Les trois questions que je me pose dans ce ‘chaos’ global et mondial artistique :
  1. S’agit-il d’un bouleversement ontologique de la façon de penser l’art ou d’un bouleversement économique et géopolitique du secteur ?
  2. La société est-elle parvenue à un point que n’importe qui devient un artiste ? Est-ce que tout est l’art ?
  3. Comment on retrouve la notion de la valeur d’une œuvre d’art ?

Il est probable que bouleversement ne soit pas ontologique, mais surtout économique.

Tant que les IA ne se mettent pas à produire l’art ?

On peut observer la fin des groupements, des constellations ou encore de mouvements artistiques. L’art est devenu une affaire où la carrière d’un artiste se conçoit de manière individuelle.

Non, tout n’est pas l’art et tout le monde n’est pas artiste. Si nous prenons comme exemple la pâtisserie, les gens sont de plus en plus doués en cuisine, fabriquent de très beaux gâteaux avec des matières et les instruments quasi professionnels en regardant les émissions à la TV. Mais sont-ils pour autant des chefs pâtissiers-créateurs ? Tout le monde n’est pas artiste, toutes les expositions ne se valent pas et ceci malgré leur visibilité ou succès commercial ponctuel.

Nous sommes dans l’art, comme dans la consommation, obsédés par la ‘nouveauté’ et la ‘découverte’ d’un nouveau génie et de talent. Mais, cette vision ponctuelle de « découverte » n’a pas de valeur réelle à part d’être parfois un coup de promotion réussi.

Alors c’est qui qui va donner cette valeur à la production artistique?

Pour redonner la valeur, il n’ y a pas aujourd’hui un professeur, un responsable de galerie ou un critique, une éminence grise de la valeur artistique incontestée, qui pourra le faire de manière durable.

Ce sera encore le facteur temps qui comptera réellement.

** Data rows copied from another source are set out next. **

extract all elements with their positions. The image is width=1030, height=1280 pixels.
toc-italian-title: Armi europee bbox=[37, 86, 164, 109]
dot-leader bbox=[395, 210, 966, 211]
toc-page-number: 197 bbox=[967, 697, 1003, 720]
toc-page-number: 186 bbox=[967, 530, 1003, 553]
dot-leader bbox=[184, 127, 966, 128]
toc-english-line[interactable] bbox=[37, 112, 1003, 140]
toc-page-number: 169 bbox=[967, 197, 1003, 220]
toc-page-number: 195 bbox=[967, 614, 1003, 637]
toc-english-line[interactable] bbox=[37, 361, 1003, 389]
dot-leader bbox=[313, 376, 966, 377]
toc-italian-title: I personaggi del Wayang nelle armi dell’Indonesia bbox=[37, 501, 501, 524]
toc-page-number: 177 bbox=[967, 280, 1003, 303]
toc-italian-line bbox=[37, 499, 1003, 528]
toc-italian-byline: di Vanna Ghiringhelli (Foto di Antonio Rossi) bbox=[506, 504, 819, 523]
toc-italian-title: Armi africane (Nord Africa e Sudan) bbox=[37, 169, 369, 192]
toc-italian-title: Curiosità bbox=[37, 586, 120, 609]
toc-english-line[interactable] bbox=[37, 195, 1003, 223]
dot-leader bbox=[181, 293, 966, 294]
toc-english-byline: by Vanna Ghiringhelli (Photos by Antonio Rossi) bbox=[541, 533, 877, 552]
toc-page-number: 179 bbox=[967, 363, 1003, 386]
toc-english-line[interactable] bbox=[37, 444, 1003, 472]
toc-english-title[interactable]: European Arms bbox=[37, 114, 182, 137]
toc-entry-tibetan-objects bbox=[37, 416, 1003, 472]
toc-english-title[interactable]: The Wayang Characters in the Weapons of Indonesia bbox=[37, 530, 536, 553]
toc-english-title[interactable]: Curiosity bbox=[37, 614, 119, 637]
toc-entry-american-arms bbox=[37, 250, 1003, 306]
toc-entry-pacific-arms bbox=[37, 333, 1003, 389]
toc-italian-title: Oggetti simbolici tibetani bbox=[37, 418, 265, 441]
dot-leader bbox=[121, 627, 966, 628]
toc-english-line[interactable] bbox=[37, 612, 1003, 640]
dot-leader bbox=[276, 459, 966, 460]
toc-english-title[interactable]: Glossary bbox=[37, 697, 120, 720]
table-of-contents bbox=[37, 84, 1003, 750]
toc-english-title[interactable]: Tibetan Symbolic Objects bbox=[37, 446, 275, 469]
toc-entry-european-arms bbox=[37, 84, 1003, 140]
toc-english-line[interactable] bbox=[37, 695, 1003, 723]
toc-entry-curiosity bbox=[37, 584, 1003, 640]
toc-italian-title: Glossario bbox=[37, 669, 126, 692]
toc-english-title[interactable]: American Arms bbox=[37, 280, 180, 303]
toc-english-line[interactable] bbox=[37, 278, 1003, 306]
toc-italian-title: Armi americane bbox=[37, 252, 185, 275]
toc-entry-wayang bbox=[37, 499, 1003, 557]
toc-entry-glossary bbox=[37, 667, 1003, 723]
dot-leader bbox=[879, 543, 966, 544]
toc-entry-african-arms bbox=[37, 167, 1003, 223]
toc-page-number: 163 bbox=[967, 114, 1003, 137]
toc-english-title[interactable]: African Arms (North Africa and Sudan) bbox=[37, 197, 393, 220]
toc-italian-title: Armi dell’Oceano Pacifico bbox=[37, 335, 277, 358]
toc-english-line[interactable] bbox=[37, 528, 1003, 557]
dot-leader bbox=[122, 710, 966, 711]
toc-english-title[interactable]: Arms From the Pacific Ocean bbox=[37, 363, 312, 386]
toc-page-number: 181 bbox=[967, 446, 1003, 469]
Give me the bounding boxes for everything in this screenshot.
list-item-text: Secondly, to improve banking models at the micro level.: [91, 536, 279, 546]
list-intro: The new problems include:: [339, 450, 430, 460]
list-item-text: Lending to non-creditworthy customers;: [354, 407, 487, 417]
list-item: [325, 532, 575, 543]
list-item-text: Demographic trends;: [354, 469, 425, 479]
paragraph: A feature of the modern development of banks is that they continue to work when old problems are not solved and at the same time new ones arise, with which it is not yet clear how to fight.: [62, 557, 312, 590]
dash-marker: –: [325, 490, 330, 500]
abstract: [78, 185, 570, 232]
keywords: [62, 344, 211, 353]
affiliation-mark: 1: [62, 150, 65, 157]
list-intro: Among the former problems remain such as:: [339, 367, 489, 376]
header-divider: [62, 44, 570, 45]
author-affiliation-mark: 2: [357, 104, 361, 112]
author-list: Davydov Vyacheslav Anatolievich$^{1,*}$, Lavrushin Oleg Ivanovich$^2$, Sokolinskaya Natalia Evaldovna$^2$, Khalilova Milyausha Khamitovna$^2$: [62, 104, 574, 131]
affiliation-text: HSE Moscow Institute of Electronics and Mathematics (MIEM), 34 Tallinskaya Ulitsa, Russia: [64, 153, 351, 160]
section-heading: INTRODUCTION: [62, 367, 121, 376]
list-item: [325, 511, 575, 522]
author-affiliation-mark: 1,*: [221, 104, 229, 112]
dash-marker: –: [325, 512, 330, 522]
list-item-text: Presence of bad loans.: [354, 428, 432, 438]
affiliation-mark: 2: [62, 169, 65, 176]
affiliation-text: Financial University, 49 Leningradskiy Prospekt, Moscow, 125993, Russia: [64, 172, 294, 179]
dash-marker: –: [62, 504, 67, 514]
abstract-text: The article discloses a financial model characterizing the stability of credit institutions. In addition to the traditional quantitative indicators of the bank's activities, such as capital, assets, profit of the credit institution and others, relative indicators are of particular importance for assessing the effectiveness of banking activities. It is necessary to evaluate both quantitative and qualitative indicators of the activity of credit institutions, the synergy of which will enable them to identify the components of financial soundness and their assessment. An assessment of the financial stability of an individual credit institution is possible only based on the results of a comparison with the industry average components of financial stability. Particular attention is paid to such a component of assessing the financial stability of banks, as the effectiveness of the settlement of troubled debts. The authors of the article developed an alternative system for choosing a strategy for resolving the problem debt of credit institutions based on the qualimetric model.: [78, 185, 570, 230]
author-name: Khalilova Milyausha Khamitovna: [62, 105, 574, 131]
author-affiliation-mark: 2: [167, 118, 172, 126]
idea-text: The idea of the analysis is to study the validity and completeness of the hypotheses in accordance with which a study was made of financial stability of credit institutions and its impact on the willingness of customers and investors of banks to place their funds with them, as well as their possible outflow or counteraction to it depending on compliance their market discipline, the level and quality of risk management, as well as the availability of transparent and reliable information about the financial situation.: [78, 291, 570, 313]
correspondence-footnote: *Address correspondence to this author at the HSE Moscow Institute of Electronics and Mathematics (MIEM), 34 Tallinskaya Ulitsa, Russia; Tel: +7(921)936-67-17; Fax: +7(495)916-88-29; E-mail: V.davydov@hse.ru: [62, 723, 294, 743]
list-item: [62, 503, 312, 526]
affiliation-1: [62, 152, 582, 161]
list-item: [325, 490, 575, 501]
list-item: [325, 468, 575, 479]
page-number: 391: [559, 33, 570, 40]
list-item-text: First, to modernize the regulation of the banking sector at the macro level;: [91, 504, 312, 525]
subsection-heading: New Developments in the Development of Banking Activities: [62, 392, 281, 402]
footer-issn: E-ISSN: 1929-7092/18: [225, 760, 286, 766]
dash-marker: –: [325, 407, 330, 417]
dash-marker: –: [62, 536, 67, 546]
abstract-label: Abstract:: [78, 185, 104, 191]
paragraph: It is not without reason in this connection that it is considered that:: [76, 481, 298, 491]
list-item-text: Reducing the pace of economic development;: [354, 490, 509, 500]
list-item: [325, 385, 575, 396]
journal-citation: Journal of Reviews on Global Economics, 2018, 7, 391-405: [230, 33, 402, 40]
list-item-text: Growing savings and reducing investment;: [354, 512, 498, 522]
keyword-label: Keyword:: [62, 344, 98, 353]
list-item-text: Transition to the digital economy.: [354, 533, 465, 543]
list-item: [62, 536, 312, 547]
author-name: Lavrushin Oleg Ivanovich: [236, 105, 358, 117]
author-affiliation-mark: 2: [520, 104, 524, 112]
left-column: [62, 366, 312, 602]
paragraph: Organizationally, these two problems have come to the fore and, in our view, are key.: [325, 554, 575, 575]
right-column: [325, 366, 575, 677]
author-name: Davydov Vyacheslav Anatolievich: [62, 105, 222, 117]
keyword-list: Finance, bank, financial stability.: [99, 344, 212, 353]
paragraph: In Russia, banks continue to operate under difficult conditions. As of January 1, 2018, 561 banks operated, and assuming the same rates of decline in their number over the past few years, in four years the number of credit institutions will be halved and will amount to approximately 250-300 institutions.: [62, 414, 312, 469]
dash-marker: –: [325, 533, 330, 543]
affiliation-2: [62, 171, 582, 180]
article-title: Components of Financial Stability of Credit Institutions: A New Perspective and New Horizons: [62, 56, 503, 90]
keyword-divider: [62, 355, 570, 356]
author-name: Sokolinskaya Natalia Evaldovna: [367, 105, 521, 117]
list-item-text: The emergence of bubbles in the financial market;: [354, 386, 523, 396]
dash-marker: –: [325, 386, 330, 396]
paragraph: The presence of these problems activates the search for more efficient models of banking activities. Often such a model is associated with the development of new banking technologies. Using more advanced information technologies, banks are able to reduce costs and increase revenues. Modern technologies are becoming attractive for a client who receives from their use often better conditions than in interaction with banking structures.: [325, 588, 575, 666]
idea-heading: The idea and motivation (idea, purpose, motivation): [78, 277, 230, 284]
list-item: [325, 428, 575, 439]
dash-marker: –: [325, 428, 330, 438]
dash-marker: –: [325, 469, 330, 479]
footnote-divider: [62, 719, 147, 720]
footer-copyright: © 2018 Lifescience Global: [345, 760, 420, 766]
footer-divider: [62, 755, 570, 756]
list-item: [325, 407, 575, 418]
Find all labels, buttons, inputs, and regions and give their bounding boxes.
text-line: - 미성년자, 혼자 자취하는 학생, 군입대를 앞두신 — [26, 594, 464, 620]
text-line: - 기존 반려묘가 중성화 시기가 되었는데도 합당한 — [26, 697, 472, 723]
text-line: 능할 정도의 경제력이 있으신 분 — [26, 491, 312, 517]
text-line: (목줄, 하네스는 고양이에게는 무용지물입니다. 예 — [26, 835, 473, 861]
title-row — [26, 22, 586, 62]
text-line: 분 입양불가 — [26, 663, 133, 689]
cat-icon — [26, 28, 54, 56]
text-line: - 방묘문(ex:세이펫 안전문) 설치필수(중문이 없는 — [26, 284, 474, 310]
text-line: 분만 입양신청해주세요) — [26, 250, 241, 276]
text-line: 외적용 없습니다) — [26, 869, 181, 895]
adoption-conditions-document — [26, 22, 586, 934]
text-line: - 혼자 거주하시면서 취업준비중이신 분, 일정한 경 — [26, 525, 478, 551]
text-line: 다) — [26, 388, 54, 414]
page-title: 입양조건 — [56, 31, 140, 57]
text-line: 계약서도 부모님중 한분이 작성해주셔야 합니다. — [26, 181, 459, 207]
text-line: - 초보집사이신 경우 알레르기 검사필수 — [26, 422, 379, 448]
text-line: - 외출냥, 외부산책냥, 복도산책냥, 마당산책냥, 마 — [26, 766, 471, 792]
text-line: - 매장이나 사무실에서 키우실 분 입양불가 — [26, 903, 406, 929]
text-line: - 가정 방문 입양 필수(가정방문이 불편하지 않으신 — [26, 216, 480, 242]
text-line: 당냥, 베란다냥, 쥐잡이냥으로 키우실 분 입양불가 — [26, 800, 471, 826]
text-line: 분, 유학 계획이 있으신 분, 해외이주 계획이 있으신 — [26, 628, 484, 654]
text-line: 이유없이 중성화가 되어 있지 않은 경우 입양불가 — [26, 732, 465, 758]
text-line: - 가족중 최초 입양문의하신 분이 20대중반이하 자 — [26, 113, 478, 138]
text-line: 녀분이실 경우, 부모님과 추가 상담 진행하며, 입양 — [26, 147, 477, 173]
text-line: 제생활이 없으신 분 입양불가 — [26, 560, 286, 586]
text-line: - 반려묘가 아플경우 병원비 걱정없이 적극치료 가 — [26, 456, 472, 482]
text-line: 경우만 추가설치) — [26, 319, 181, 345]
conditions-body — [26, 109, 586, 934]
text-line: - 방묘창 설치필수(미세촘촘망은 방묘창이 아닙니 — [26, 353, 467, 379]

L’histoire de l’art ne retiendra encore que quelques œuvres. Car, il faut avoir un regard ‘historique’ sur l’époque pour déterminer quel sont des artistes qui comptent, influencent, inventent et quels sont ceux qui simplement produisent, vendent et reproduisent. Il est presque impossible de le percevoir sans recul.
Inversement, qui dit qu’on n’enterre pas des dizaines de Picasso inconnus chaque jour en s’extasiant devant  des chiens oranges en résine géants stylisés.